Murray Hamilton portrayed Mayor Vaughn in two films of the Jaws franchise. And when Quint (Robert Shaw) shows up to a town hall meeting, to offer his unique fishing abilities to the desperate townsfolk of Amity, Vaughn replies with a tepid, "We'll take it under advisement."
As mentioned in a previous post, I've been reading/studying The Hollywood Standard.
And, as mentioned before, there are some formatting and content rules mentioned in the book, with which I don't wholeheartedly agree. Certainly, there are absolute must-follow tricks, but some -- well, I believe they can be fudged, just a little bit, to suit my personal preferences.
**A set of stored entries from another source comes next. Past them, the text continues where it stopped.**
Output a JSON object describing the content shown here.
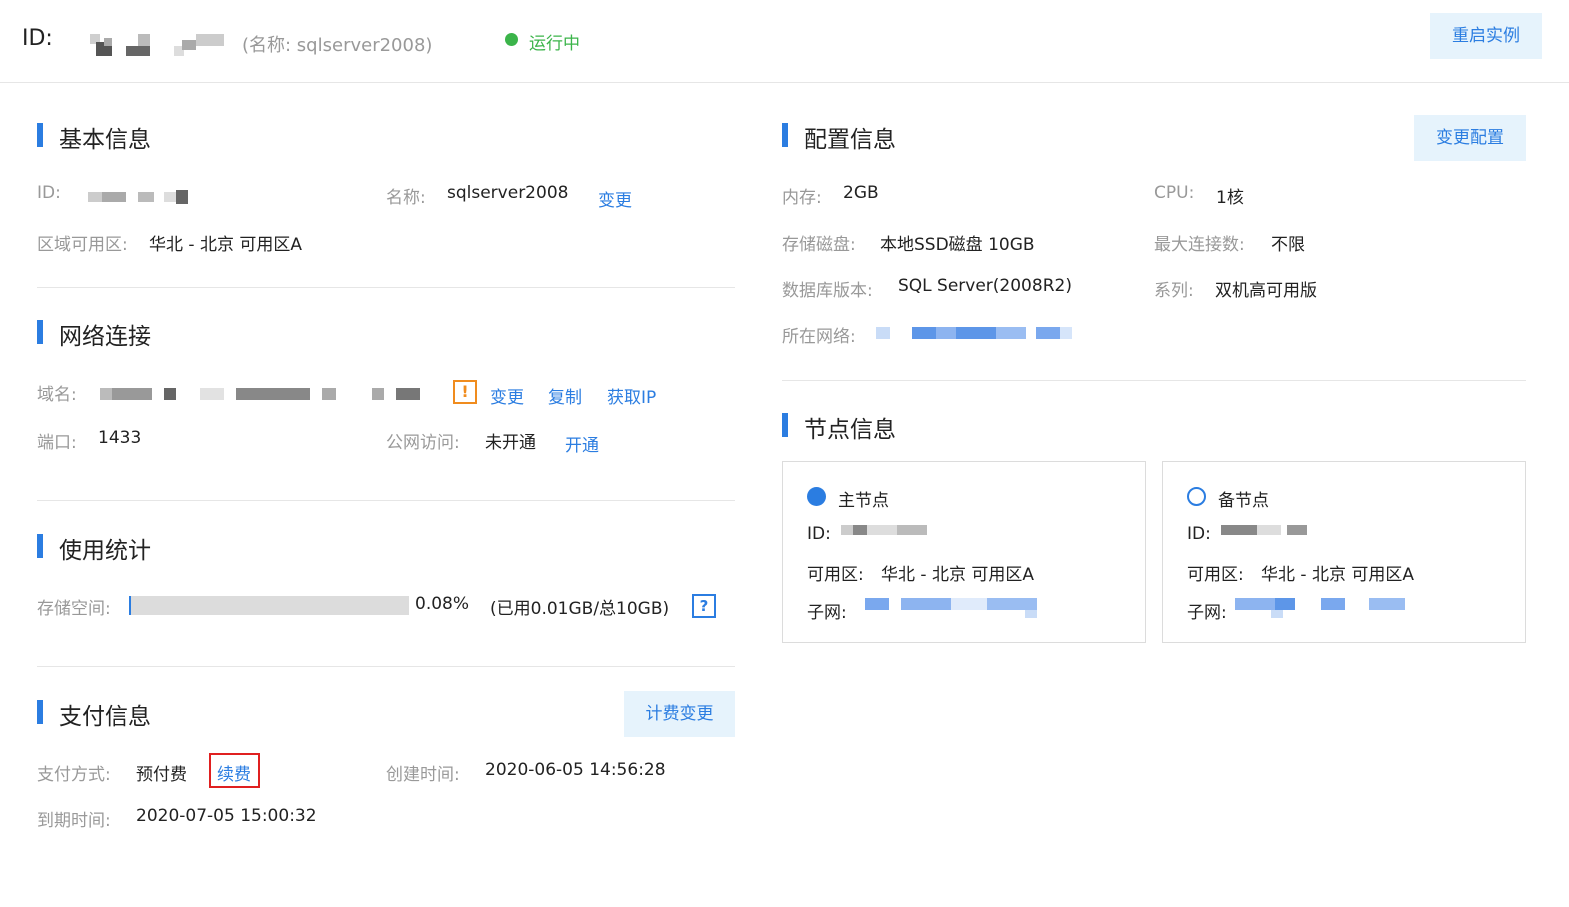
{
  "header": {
    "id_label": "ID:",
    "instance_name": "(名称: sqlserver2008)",
    "status": "运行中",
    "status_color": "#3bb44a",
    "restart_button": "重启实例"
  },
  "basic_info": {
    "title": "基本信息",
    "id_label": "ID:",
    "name_label": "名称:",
    "name_value": "sqlserver2008",
    "name_change_link": "变更",
    "region_label": "区域可用区:",
    "region_value": "华北 - 北京 可用区A"
  },
  "network": {
    "title": "网络连接",
    "domain_label": "域名:",
    "warn_icon": "!",
    "change_link": "变更",
    "copy_link": "复制",
    "get_ip_link": "获取IP",
    "port_label": "端口:",
    "port_value": "1433",
    "public_access_label": "公网访问:",
    "public_access_value": "未开通",
    "enable_link": "开通"
  },
  "usage": {
    "title": "使用统计",
    "storage_label": "存储空间:",
    "storage_percent": "0.08%",
    "storage_fraction": 0.0008,
    "storage_detail": "(已用0.01GB/总10GB)",
    "help_icon": "?"
  },
  "payment": {
    "title": "支付信息",
    "billing_change_button": "计费变更",
    "method_label": "支付方式:",
    "method_value": "预付费",
    "renew_link": "续费",
    "created_label": "创建时间:",
    "created_value": "2020-06-05 14:56:28",
    "expire_label": "到期时间:",
    "expire_value": "2020-07-05 15:00:32"
  },
  "config": {
    "title": "配置信息",
    "change_config_button": "变更配置",
    "memory_label": "内存:",
    "memory_value": "2GB",
    "cpu_label": "CPU:",
    "cpu_value": "1核",
    "disk_label": "存储磁盘:",
    "disk_value": "本地SSD磁盘 10GB",
    "max_conn_label": "最大连接数:",
    "max_conn_value": "不限",
    "db_version_label": "数据库版本:",
    "db_version_value": "SQL Server(2008R2)",
    "series_label": "系列:",
    "series_value": "双机高可用版",
    "network_label": "所在网络:"
  },
  "nodes": {
    "title": "节点信息",
    "primary": {
      "title": "主节点",
      "id_label": "ID:",
      "zone_label": "可用区:",
      "zone_value": "华北 - 北京 可用区A",
      "subnet_label": "子网:"
    },
    "standby": {
      "title": "备节点",
      "id_label": "ID:",
      "zone_label": "可用区:",
      "zone_value": "华北 - 北京 可用区A",
      "subnet_label": "子网:"
    }
  },
  "colors": {
    "accent": "#2b7de1",
    "warning": "#f08c1e",
    "highlight_box": "#e02020"
  }
}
But as I work on a rewrite of one of my scripts (being co-penned with my friend Motown Maurice), I have discovered what might end up being a never-before-used, but now will be in constant rotation, trick from The Hollywood Standard.
In the parenthetical piece of the screenplay document, I've always reserved that space for when a character is addressing a specific other character, and that needs to be clear.
For instance: BOB (to Shirley). Bob is addressing a line to Shirley, rather than Doris, who is also in the scene.
And if a character is yelling, or pauses or if a line MUST be read with a particular inflection.
For instance: BOB (sarcastically). Meaning, Bob's line of dialogue could be delivered "regularly", but in this case, it's gotta be sarcastic. Many times, such bits of information are unnecessary, as the tone may be present in the context of the scene. But if it's not...
But based on one of the lessons learned in "The Hollywood Standard", I now know how to use the parenthetical for another purpose, and it is something which will cut back on total line/page count. (I'm always a big fan of cutting back on page count!)
Per the book, you CAN put the tiniest bit of action/description in the parenthetical.
So instead of writing a separate action/description line of "Bob turns to Shirley, before speaking", you can put something like this:
I don't know for certain.
(turns to Shirley)
But I think I love you.
If it's the speaking character's movement (not someone or something else), this is acceptable. And while yes, the parenthetical takes up another line, it's not THREE lines (the action/description and two spaces -- above and below).
Every day, I try to better myself in the craft, and little things like this, which I was either against (because of prior knowledge or coaching), or was completely unaware of -- keep me learning and only serve to improve my work.
So while I am not taking EVERYTHING from The Hollywood Standard as the end-all, be-all law of the land, there are certainly some lessons offered up in the book, which will be "taken under advisement" and perhaps adopted for all future scripts.